Design Charrette #2 (Austin)

  • 1 | Industrial vs. organic juxtaposition of materials and textures.
  • 2 | An elevated slope connects with flute-like elements to serve as a cover to the pavilion below.
  • 3 | A grass/sledding slope appears on the left, with a bouldering wall/landmark structure on the right.

Design Charrette #3 (New Orleans)

  • 1 | An open space framed by solid forms: the sloped earth and the bouldering wall, with the intervention of designated fire pits and seating.
  • 2 | Sloped earth becomes an overhead element protecting the open space, with the bouldering wall acting as both a backstop and landmark piece against the street front.

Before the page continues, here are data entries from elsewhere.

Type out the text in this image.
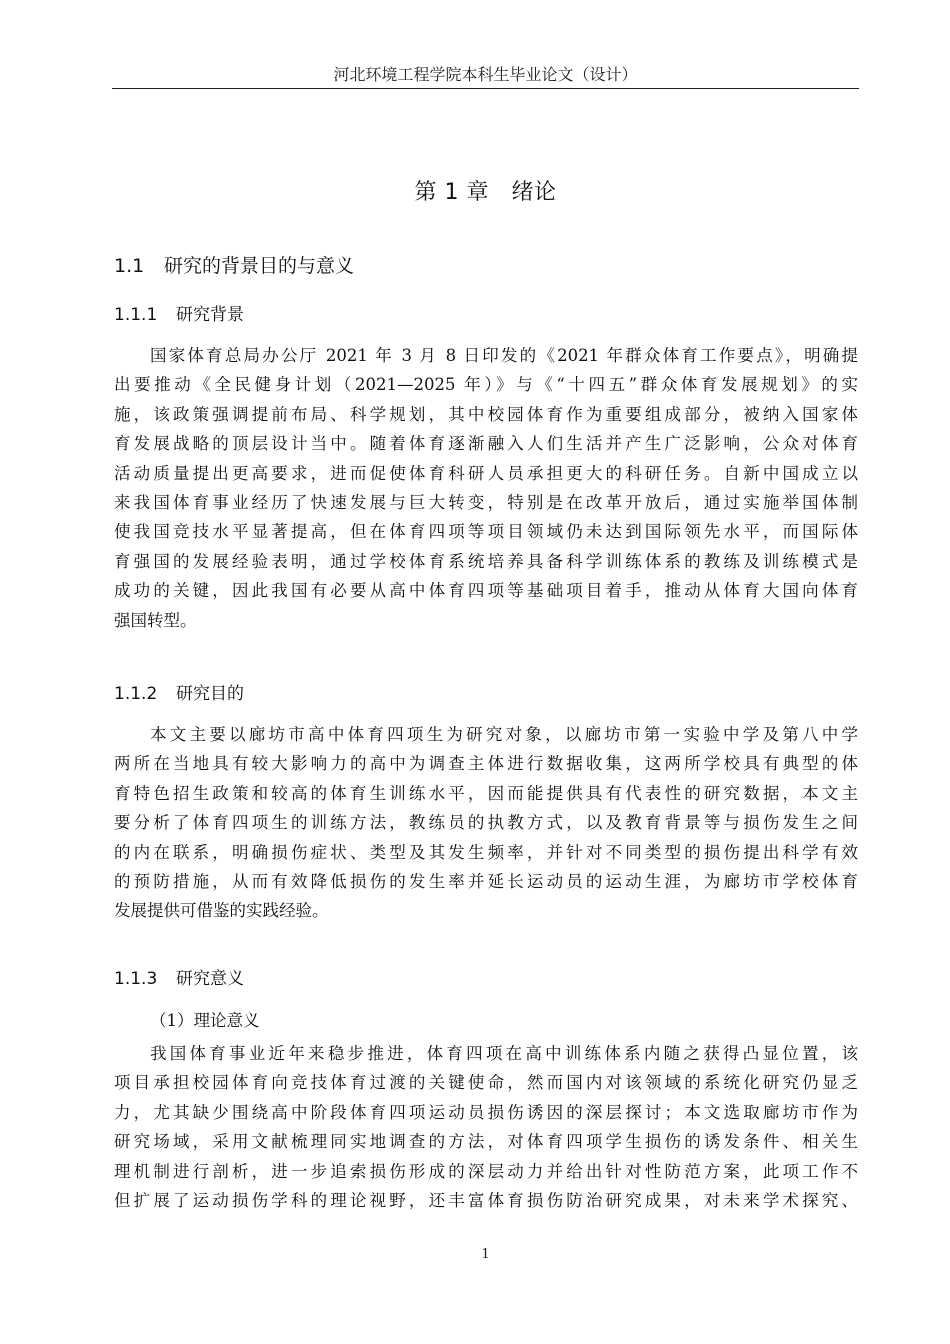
河北环境工程学院本科生毕业论文（设计）
第 1 章　绪论
1.1 研究的背景目的与意义
1.1.1 研究背景
国家体育总局办公厅 2021 年 3 月 8 日印发的《2021 年群众体育工作要点》，明确提
出要推动《全民健身计划（2021—2025 年）》与《“十四五”群众体育发展规划》的实
施，该政策强调提前布局、科学规划，其中校园体育作为重要组成部分，被纳入国家体
育发展战略的顶层设计当中。随着体育逐渐融入人们生活并产生广泛影响，公众对体育
活动质量提出更高要求，进而促使体育科研人员承担更大的科研任务。自新中国成立以
来我国体育事业经历了快速发展与巨大转变，特别是在改革开放后，通过实施举国体制
使我国竞技水平显著提高，但在体育四项等项目领域仍未达到国际领先水平，而国际体
育强国的发展经验表明，通过学校体育系统培养具备科学训练体系的教练及训练模式是
成功的关键，因此我国有必要从高中体育四项等基础项目着手，推动从体育大国向体育
强国转型。
1.1.2 研究目的
本文主要以廊坊市高中体育四项生为研究对象，以廊坊市第一实验中学及第八中学
两所在当地具有较大影响力的高中为调查主体进行数据收集，这两所学校具有典型的体
育特色招生政策和较高的体育生训练水平，因而能提供具有代表性的研究数据，本文主
要分析了体育四项生的训练方法，教练员的执教方式，以及教育背景等与损伤发生之间
的内在联系，明确损伤症状、类型及其发生频率，并针对不同类型的损伤提出科学有效
的预防措施，从而有效降低损伤的发生率并延长运动员的运动生涯，为廊坊市学校体育
发展提供可借鉴的实践经验。
1.1.3 研究意义
（1）理论意义
我国体育事业近年来稳步推进，体育四项在高中训练体系内随之获得凸显位置，该
项目承担校园体育向竞技体育过渡的关键使命，然而国内对该领域的系统化研究仍显乏
力，尤其缺少围绕高中阶段体育四项运动员损伤诱因的深层探讨；本文选取廊坊市作为
研究场域，采用文献梳理同实地调查的方法，对体育四项学生损伤的诱发条件、相关生
理机制进行剖析，进一步追索损伤形成的深层动力并给出针对性防范方案，此项工作不
但扩展了运动损伤学科的理论视野，还丰富体育损伤防治研究成果，对未来学术探究、
1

Design Charrette #4 (Austin + New Orleans)

  • 1 | Developing the form of the sloped earth.
  • 2 | Developing the sloped earth in relation to connector pieces, landscape elements, and the adjacent bouldering wall.
  • 3 | Exploring the relationship between the sloped earth language and the bouldering wall. Sketches show possibilities for a landmark in between the two or the void allowing the structures themselves to make the statement.
  • 4 | Final iteration before going into production mode. This begins to resolve the sloped earth form (pink), the connector pieces and bouldering wall (yellow/red) and how they interact with each other with the incorporation of a fire element (blue).